Un grand acteur dans un grand film, c'est du bonheur, et c'est ce qu'offre L'Être aimé de Rodrigo Sorogoyen, présenté en compétition aujourd'hui au Festival de Cannes avant de sortir en salle simultanément. Le réalisateur d'As Bestas confie à Javier Bardem le rôle d'un réalisateur tyrannique tentant de renouer avec sa fille actrice trentenaire, incarnée par la lumineuse Victoria Luengo.
Un père autoritaire et une fille indépendante
Les choses ne vont pas toutes seules entre le père autoritaire et la jeune femme qui a appris à vivre sans lui. Leurs rapports filiaux conflictuels débordent sur le plateau lors d'une scène de tournage. Rodrigo Sorogoyen filme le comédien au plus près avec de très gros plans soulignant sa prestation exceptionnelle. On verrait bien cet excellent film très haut au palmarès et l'acteur repartir avec un prix d'interprétation.
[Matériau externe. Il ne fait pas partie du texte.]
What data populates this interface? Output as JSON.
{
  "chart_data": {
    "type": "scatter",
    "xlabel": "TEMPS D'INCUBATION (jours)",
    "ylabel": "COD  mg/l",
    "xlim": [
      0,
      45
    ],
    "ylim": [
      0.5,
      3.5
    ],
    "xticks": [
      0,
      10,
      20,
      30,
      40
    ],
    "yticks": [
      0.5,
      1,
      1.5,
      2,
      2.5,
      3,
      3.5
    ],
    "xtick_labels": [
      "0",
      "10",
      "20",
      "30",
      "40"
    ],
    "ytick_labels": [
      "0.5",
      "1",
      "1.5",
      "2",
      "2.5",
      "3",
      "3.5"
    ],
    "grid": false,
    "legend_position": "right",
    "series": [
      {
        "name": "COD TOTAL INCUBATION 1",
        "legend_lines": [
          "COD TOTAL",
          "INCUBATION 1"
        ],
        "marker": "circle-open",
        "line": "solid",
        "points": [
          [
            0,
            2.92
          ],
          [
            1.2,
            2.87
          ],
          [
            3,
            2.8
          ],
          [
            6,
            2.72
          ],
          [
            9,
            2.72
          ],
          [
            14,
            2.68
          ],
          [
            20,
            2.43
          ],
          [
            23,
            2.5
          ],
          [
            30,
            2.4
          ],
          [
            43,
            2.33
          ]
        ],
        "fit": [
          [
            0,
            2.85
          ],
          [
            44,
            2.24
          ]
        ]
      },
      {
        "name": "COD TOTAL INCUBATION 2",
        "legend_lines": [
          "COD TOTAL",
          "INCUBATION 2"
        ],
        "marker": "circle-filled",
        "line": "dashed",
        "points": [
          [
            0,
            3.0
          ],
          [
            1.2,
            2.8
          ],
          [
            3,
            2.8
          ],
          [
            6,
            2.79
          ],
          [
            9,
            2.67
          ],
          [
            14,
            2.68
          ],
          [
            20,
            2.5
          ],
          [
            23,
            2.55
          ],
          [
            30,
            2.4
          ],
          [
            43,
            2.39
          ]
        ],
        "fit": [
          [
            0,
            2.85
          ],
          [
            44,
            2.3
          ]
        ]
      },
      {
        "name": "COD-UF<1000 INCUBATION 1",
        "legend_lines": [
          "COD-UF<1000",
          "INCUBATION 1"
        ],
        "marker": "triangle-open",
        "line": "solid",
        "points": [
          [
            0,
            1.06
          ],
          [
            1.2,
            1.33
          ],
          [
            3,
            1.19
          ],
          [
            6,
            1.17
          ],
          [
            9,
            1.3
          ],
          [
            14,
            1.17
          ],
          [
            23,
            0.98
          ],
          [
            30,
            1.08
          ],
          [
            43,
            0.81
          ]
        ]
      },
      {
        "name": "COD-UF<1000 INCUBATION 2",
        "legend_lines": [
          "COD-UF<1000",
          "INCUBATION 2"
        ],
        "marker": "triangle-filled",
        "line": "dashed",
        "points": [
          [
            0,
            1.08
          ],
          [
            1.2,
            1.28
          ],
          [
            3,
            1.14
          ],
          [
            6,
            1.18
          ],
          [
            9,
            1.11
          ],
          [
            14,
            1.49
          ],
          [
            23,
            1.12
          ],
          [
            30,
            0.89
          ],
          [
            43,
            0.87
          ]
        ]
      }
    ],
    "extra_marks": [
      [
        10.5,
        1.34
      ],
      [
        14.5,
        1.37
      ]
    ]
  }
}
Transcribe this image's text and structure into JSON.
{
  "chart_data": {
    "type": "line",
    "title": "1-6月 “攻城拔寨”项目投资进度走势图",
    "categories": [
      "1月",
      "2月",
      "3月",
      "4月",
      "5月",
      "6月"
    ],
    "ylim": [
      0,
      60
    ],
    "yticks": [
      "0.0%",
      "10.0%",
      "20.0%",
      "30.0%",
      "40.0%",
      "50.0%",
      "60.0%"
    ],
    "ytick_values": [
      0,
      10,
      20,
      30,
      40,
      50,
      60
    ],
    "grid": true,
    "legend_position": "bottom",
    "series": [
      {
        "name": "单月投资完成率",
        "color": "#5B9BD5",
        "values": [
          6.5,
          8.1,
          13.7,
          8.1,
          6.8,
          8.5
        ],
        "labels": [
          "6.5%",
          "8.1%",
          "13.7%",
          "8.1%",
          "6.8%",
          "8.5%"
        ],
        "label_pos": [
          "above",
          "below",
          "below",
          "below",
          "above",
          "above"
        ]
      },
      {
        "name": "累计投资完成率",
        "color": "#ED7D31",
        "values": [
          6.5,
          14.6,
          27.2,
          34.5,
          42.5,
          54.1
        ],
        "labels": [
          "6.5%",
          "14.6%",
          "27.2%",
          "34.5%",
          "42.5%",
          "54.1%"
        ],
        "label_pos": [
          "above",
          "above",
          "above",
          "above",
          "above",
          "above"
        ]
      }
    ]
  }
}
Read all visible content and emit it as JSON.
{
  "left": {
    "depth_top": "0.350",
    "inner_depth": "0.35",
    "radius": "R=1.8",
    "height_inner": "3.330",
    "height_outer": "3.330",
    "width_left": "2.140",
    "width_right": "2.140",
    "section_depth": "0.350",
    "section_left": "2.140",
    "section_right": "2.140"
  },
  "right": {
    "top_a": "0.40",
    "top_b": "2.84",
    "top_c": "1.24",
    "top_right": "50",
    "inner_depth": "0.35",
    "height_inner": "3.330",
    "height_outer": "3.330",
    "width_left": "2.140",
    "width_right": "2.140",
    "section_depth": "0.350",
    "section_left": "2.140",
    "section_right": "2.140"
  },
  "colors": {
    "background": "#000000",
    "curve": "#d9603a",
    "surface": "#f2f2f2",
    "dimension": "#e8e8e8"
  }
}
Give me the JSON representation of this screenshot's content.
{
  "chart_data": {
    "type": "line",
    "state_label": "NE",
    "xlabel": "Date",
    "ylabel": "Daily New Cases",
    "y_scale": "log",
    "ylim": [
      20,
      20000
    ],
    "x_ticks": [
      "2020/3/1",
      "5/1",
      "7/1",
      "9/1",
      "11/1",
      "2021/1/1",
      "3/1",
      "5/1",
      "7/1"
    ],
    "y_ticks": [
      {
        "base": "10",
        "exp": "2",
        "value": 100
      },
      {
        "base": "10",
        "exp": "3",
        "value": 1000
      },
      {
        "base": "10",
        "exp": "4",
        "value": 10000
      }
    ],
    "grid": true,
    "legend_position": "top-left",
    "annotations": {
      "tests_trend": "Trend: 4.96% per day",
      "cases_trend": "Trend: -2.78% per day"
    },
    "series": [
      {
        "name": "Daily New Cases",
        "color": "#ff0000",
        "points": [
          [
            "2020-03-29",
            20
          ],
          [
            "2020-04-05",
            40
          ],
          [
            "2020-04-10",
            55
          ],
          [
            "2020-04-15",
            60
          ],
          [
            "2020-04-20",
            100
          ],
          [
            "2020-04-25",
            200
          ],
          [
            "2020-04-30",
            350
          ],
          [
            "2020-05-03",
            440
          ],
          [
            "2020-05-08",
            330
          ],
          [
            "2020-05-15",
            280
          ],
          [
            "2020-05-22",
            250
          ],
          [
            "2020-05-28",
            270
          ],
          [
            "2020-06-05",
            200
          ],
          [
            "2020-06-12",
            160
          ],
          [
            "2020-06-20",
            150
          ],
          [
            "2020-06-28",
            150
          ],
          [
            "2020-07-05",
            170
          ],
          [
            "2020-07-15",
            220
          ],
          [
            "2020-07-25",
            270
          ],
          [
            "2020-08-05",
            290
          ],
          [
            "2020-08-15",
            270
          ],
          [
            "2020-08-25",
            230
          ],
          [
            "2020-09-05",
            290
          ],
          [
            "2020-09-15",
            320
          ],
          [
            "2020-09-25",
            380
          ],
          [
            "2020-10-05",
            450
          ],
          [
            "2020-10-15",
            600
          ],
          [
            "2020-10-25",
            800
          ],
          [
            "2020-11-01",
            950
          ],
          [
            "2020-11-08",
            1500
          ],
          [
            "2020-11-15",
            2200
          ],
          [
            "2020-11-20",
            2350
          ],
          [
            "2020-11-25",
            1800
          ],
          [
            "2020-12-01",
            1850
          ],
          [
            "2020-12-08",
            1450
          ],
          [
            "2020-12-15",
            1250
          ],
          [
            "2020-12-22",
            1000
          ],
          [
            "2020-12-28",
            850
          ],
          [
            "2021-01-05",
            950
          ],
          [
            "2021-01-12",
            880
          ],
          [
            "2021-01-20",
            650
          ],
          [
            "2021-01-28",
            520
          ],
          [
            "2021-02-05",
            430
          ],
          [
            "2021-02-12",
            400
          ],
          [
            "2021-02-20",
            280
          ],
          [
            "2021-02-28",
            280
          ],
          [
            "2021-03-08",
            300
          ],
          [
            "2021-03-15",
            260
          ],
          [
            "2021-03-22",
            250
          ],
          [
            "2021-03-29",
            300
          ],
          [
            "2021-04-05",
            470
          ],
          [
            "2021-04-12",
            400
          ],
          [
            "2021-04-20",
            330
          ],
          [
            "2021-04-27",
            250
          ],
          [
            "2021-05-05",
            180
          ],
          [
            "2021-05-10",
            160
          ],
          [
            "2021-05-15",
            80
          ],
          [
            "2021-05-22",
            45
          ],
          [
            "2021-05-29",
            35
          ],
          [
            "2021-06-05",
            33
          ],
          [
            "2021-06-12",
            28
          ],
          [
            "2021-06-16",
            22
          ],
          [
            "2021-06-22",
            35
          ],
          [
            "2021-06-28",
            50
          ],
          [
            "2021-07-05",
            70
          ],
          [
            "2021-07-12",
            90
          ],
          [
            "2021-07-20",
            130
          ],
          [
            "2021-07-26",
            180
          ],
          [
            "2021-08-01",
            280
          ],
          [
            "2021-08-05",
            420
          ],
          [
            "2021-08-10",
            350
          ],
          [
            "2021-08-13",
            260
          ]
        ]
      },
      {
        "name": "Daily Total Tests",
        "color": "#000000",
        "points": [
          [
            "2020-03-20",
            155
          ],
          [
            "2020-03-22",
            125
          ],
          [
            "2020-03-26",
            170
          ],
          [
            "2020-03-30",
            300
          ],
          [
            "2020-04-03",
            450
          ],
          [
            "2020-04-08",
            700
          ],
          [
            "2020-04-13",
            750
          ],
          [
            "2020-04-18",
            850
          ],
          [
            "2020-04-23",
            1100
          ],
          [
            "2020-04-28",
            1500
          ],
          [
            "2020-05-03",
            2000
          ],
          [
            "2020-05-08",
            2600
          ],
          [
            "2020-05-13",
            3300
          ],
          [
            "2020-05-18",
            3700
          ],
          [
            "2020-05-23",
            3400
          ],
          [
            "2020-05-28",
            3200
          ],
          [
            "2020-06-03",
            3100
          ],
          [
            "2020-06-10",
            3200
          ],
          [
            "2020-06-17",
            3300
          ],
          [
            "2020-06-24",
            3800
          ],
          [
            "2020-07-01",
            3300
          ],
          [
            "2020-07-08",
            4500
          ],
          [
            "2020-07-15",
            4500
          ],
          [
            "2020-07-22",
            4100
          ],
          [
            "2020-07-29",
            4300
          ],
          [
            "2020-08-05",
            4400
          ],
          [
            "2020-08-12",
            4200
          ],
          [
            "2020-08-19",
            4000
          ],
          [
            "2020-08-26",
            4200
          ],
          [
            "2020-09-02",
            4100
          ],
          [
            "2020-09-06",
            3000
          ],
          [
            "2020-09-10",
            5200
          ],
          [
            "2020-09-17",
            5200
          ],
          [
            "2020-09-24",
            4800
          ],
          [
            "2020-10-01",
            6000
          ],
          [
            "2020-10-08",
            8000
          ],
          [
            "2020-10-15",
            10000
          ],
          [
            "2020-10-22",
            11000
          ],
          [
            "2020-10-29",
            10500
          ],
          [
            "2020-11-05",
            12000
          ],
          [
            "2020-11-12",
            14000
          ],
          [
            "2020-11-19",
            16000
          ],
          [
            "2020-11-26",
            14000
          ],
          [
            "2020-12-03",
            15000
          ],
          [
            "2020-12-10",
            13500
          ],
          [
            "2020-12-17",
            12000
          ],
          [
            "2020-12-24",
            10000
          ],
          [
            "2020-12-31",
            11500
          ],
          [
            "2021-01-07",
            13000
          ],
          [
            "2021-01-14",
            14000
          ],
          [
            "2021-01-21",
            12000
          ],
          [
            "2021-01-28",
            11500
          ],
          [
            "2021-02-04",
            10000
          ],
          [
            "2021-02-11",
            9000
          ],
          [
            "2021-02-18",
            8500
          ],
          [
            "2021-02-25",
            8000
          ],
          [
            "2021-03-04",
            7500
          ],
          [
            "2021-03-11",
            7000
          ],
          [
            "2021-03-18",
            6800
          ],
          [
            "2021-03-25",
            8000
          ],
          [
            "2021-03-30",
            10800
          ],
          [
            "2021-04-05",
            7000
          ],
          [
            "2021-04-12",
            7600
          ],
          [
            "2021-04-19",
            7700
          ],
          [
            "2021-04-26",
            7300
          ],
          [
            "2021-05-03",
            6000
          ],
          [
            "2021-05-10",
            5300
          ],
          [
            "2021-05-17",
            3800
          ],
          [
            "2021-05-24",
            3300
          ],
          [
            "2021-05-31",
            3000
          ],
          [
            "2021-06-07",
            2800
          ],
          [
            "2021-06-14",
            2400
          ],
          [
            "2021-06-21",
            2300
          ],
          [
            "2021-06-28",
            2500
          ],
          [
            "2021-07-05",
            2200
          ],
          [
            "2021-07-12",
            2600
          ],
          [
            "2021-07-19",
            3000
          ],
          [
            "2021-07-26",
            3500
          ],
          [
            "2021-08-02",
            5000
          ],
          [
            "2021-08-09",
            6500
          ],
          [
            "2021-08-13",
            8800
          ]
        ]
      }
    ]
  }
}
Javier Bardem, souriant et modeste, a répondu aux questions de 20 Minutes.
Un hommage aux professionnels du cinéma
En quoi le film vous a-t-il touché ? Il rend hommage aux professionnels du cinéma et à leur travail qu'on connaît mal. Rodrigo a souhaité montrer qu'il s'agit d'un métier comme les autres avec ses difficultés et ses abus de pouvoir. Je ne parle pas du personnage de cinéaste que j'incarne mais de son entourage à qui il en fait baver. Il est le produit d'une génération de créateurs qui se croyaient tout permis et à qui on laissait tout passer au motif de leur génie supposé. Je sais que des cinéastes comme Stanley Kubrick ou Alfred Hitchcock ont donné de mauvais exemples sur leurs tournages mais, bien que j'adore leur travail, j'estime que leur attitude était inacceptable. Elle ne passerait plus aujourd'hui.
Des réalisateurs toxiques croisés
Avez-vous déjà côtoyé des cinéastes de ce genre ? J'ai croisé des réalisateurs toxiques dans ma carrière, mais jamais à ce point-là. Et je partirai aussitôt si j'entendais un cinéaste traiter son équipe de façon aussi irrespectueuse. J'ai évolué moi aussi et, en mûrissant, j'ai appris qu'il n'y avait aucune raison d'accepter ce type de comportements souvent masculins. Je n'ai jamais vu de réalisatrice se conduire de cette façon.
Le respect, clé de la réussite
Quelle est la chose la plus importante sur un tournage ? Le respect. Je ne crois pas une seule seconde qu'on obtient le meilleur des gens en leur hurlant dessus ou en les maltraitant. Une atmosphère harmonieuse donne de meilleurs résultats. Quand on est acteur, on se sent plus à l'aise pour laisser libre cours à ses émotions dans un environnement bienveillant. Quand on me témoigne de l'empathie, cela me donne envie de donner davantage, d'aller plus loin. Je suis persuadé qu'il en est de même dans toutes les professions.
Travailler avec sa femme
Est-il vraiment aussi difficile de collaborer, sur un plateau, avec quelqu'un qui vous est proche ? Si vous voulez parler de ma femme, Penélope Cruz, nous avons déjà tourné ensemble plusieurs fois sans que cela pose le moindre problème. Nous nous connaissons bien et avons un grand respect professionnel réciproque. Je pense que notre complicité enrichit nos prestations car nous savons exactement ce dont l'autre a besoin pour être à son meilleur. La situation est très différente pour le cinéaste que j'incarne. Il ressent le besoin de rattraper le temps perdu avec sa fille ce qui le pousse à aller trop loin pour lui imposer son autorité comme si elle était encore une enfant.
Un souhait pour le palmarès
Vous imaginez-vous être récompensé par le jury samedi soir ? Je suis déjà content que le film soit sélectionné à Cannes. Je souhaite surtout qu'il touche le plus de monde possible. Je ne veux pas penser au palmarès mais j'avoue que j'aimerais que Rodrigo soit récompensé. C'est un grand cinéaste qui n'a pas besoin de malmener son entourage pour faire de beaux films.